The need to travel in trust wouldn't end when they arrived at their final destination. The walls of Jerusalem had been breached and burned in the initial attack by the Babylonians. The gates were pulled down. The Temple had been stripped of its vessels and the finest homes in town had been burned to the ground. The Babylonians had passed through the city like a hurricane. The ramshackle shape of Jerusalem could be compared to New Orleans in the aftermath of Katrina. Nothing was left unscathed. Rubbish heaps were in the streets. The infrastructure was in a shambles. Everyone who knew how to do something of value had been displaced so there couldn't have been much of an economy. Why would anyone leave the comforts of Babylon for the challenges of Jerusalem? -Because their willingness to take the journey symbolized their acceptance of God's invitation to a restored relationship. Those who left Babylon for the ruins of Jerusalem were re-entering the promise, walking again by faith and not by their own vision alone.

Lets pull back to include more of the dots that stretch across the pages of scripture and see what shape or patterns we might perceive. Five hundred years after the Babylonians stormed Jerusalem people were again leaving the city to journey through the wilderness. This time they left of their own free will and when they reached the banks of the Jordan River, they stopped.

They stood in the water and listened to a man dressed in the camel skins of a prophet. John told them to reorient their lives. He called them away from the familiar and the comfortable and bade them get ready for a new relationship with God. Wash in the water of the river as a sign of repentance but make a highway in the desert for the Lord, John said. Such highways were prepared for the passage of a King. But John was not talking about Cyrus of Persia. John anticipated the coming of a far more powerful liberator. "I have washed you with water but he will baptize you with the Holy Spirit," John promised.
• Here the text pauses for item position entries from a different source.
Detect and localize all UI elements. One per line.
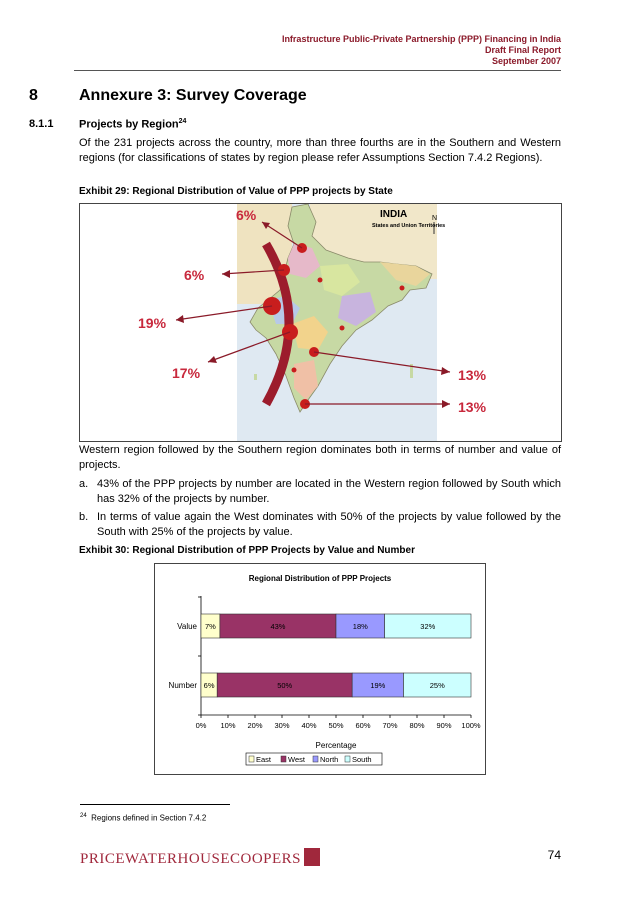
- data-label: 7%: [205, 622, 216, 631]
- footnote-number: 24: [80, 813, 87, 819]
- lakshadweep: [254, 374, 257, 380]
- section-number: 8: [29, 87, 38, 104]
- body-paragraph: Western region followed by the Southern region dominates both in terms of number and value of projects.: [79, 444, 561, 471]
- intro-paragraph: Of the 231 projects across the country, more than three fourths are in the Southern and Western regions (for classifications of states by region please refer Assumptions Section 7.4.2 Regions).: [79, 137, 561, 164]
- map-label-west: 19%: [138, 315, 167, 331]
- chart-title: Regional Distribution of PPP Projects: [248, 574, 392, 583]
- x-tick-label: 90%: [436, 721, 452, 730]
- list-bullet: a.: [79, 478, 89, 490]
- legend-swatch: [345, 756, 350, 762]
- chart-legend: [246, 753, 382, 765]
- subsection-title: Projects by Region: [79, 118, 179, 131]
- x-tick-label: 80%: [409, 721, 425, 730]
- x-tick-label: 50%: [328, 721, 344, 730]
- list-text: In terms of value again the West dominates with 50% of the projects by value followed by the South with 25% of the projects by value.: [97, 511, 561, 538]
- section-title: Annexure 3: Survey Coverage: [79, 87, 307, 104]
- header-line-2: Draft Final Report: [484, 45, 561, 55]
- arrow-head-icon: [442, 400, 450, 408]
- header-rule: [74, 70, 561, 71]
- footnote-ref: 24: [178, 118, 187, 125]
- x-tick-label: 10%: [220, 721, 236, 730]
- x-tick-label: 60%: [355, 721, 371, 730]
- page-number: 74: [547, 848, 561, 862]
- x-tick-label: 30%: [274, 721, 290, 730]
- compass-icon: N: [432, 215, 438, 222]
- state-dot: [292, 368, 297, 373]
- bar-chart: [155, 564, 485, 774]
- arrow-head-icon: [441, 367, 450, 375]
- subsection-number: 8.1.1: [29, 118, 54, 130]
- category-label: Number: [168, 681, 197, 690]
- state-dot: [318, 278, 323, 283]
- x-tick-label: 0%: [195, 721, 207, 730]
- x-tick-label: 70%: [382, 721, 398, 730]
- data-label: 19%: [370, 681, 386, 690]
- map-label-east-1: 13%: [458, 367, 487, 383]
- legend-swatch: [249, 756, 254, 762]
- data-label: 32%: [420, 622, 436, 631]
- x-axis-label: Percentage: [315, 741, 357, 750]
- data-label: 43%: [270, 622, 286, 631]
- footnote-rule: [80, 804, 230, 805]
- list-text: 43% of the PPP projects by number are located in the Western region followed by South which has 32% of the projects by number.: [97, 478, 561, 505]
- map-label-east-2: 13%: [458, 399, 487, 415]
- india-map: [80, 204, 561, 441]
- legend-entry: West: [288, 755, 305, 764]
- map-label-north-west: 6%: [184, 267, 205, 283]
- list-item: [79, 510, 561, 540]
- arrow-head-icon: [222, 270, 230, 278]
- arrow-head-icon: [176, 315, 184, 323]
- legend-swatch: [281, 756, 286, 762]
- state-dot: [340, 326, 345, 331]
- legend-entry: South: [352, 755, 372, 764]
- x-tick-label: 40%: [301, 721, 317, 730]
- state-dot: [400, 286, 405, 291]
- footnote-text: Regions defined in Section 7.4.2: [91, 813, 207, 823]
- data-label: 18%: [352, 622, 368, 631]
- data-label: 50%: [277, 681, 293, 690]
- map-label-central: 17%: [172, 365, 201, 381]
- header-line-1: Infrastructure Public-Private Partnership (PPP) Financing in India: [281, 34, 561, 44]
- legend-entry: North: [320, 755, 339, 764]
- x-tick-label: 100%: [461, 721, 481, 730]
- legend-entry: East: [256, 755, 272, 764]
- logo-badge-icon: [304, 848, 320, 866]
- list-bullet: b.: [79, 511, 89, 523]
- list-item: [79, 477, 561, 507]
- india-map-figure: [79, 203, 562, 442]
- exhibit-29-caption: Exhibit 29: Regional Distribution of Value of PPP projects by State: [79, 186, 393, 197]
- pwc-logo: [80, 848, 320, 868]
- footnote: [80, 813, 206, 823]
- category-label: Value: [177, 622, 197, 631]
- exhibit-30-caption: Exhibit 30: Regional Distribution of PPP Projects by Value and Number: [79, 545, 415, 556]
- map-subtitle: States and Union Territories: [372, 223, 446, 229]
- logo-text: PRICEWATERHOUSECOOPERS: [80, 851, 302, 867]
- data-label: 25%: [429, 681, 445, 690]
- header-line-3: September 2007: [491, 56, 561, 66]
- map-label-north-top: 6%: [236, 207, 257, 223]
- data-label: 6%: [203, 681, 215, 690]
- subsection-heading: [29, 118, 187, 131]
- legend-swatch: [313, 756, 318, 762]
- x-tick-label: 20%: [247, 721, 263, 730]
- bar-chart-figure: [154, 563, 486, 775]
- running-header: [282, 34, 561, 67]
- map-title: INDIA: [380, 209, 408, 220]
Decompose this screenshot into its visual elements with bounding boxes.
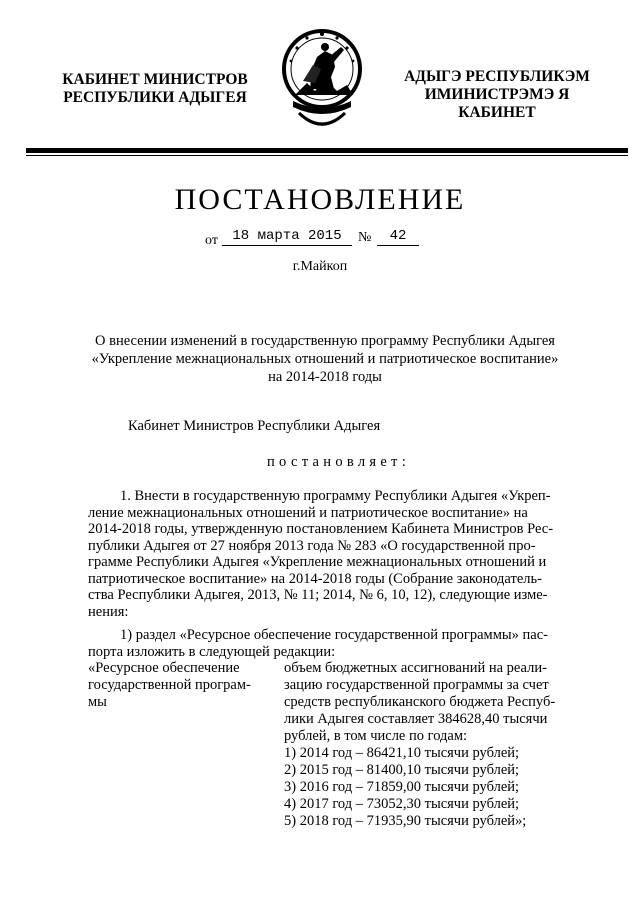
year-line: 2) 2015 год – 81400,10 тысячи рублей; <box>284 762 520 778</box>
table-left-line: государственной програм- <box>88 677 251 693</box>
coat-of-arms-icon <box>277 17 367 137</box>
year-line: 4) 2017 год – 73052,30 тысячи рублей; <box>284 796 520 812</box>
document-number: 42 <box>377 227 419 246</box>
paragraph-line: публики Адыгея от 27 ноября 2013 года № 283 «О государственной про- <box>88 537 536 554</box>
resource-table-label <box>88 660 270 711</box>
subject-line: на 2014-2018 годы <box>268 369 382 385</box>
header-right <box>386 68 608 122</box>
issuer-line: Кабинет Министров Республики Адыгея <box>128 418 381 434</box>
header-right-line1: АДЫГЭ РЕСПУБЛИКЭМ <box>404 68 590 85</box>
subject-line: О внесении изменений в государственную программу Республики Адыгея <box>95 333 555 349</box>
document-date: 18 марта 2015 <box>222 227 352 246</box>
paragraph-line: 1) раздел «Ресурсное обеспечение государственной программы» пас- <box>120 627 548 643</box>
paragraph-2 <box>88 627 574 660</box>
document-title: ПОСТАНОВЛЕНИЕ <box>174 183 466 216</box>
paragraph-line: патриотическое воспитание» на 2014-2018 годы (Собрание законодатель- <box>88 570 542 587</box>
subject-line: «Укрепление межнациональных отношений и патриотическое воспитание» <box>91 351 559 367</box>
year-line: 3) 2016 год – 71859,00 тысячи рублей; <box>284 779 520 795</box>
header-left-line2: РЕСПУБЛИКИ АДЫГЕЯ <box>63 89 247 106</box>
table-left-line: «Ресурсное обеспечение <box>88 660 240 676</box>
header-divider-thick <box>26 148 628 153</box>
table-right-line: зацию государственной программы за счет <box>284 677 549 693</box>
header-divider-thin <box>26 155 628 156</box>
paragraph-line: ление межнациональных отношений и патриотическое воспитание» на <box>88 504 528 521</box>
paragraph-line: порта изложить в следующей редакции: <box>88 643 336 660</box>
year-line: 5) 2018 год – 71935,90 тысячи рублей»; <box>284 813 527 829</box>
paragraph-line: ства Республики Адыгея, 2013, № 11; 2014, № 6, 10, 12), следующие изме- <box>88 587 548 603</box>
table-right-line: рублей, в том числе по годам: <box>284 728 468 744</box>
number-label: № <box>358 230 372 245</box>
year-line: 1) 2014 год – 86421,10 тысячи рублей; <box>284 745 520 761</box>
header-left <box>50 71 260 107</box>
paragraph-line: 2014-2018 годы, утвержденную постановлением Кабинета Министров Рес- <box>88 521 554 537</box>
header-left-line1: КАБИНЕТ МИНИСТРОВ <box>62 71 248 88</box>
header-right-line2: ИМИНИСТРЭМЭ Я КАБИНЕТ <box>424 86 570 121</box>
resource-table-value <box>284 660 574 830</box>
resolves-word: постановляет: <box>267 454 411 470</box>
document-city: г.Майкоп <box>292 259 348 274</box>
document-subject <box>70 332 580 386</box>
table-right-line: объем бюджетных ассигнований на реали- <box>284 660 547 676</box>
paragraph-1 <box>88 488 574 620</box>
table-right-line: лики Адыгея составляет 384628,40 тысячи <box>284 711 548 727</box>
table-left-line: мы <box>88 694 107 710</box>
table-right-line: средств республиканского бюджета Респуб- <box>284 694 556 710</box>
date-label: от <box>205 233 218 248</box>
paragraph-line: 1. Внести в государственную программу Республики Адыгея «Укреп- <box>120 488 551 504</box>
paragraph-line: грамме Республики Адыгея «Укрепление межнациональных отношений и <box>88 554 547 570</box>
paragraph-line: нения: <box>88 603 129 620</box>
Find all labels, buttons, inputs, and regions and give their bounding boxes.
It is God's desire to keep drawing us out of our captivities, however comfortable they may be. Whether we are in Babylon, Jerusalem, or greater Baltimore there is always a desert between the known way and the Promised Land. There is also always a river that runs through it.

Sometimes we can walk into the desert under our own strength and sometimes we are carried through it by a river of grace. This day is just one dot in a far bigger picture. Trust that God in acting in all things, through all things, and for our good. God is at work in our world and in our life whether we can see it or not. Each Advent we are invited to let God be God and to let that be enough.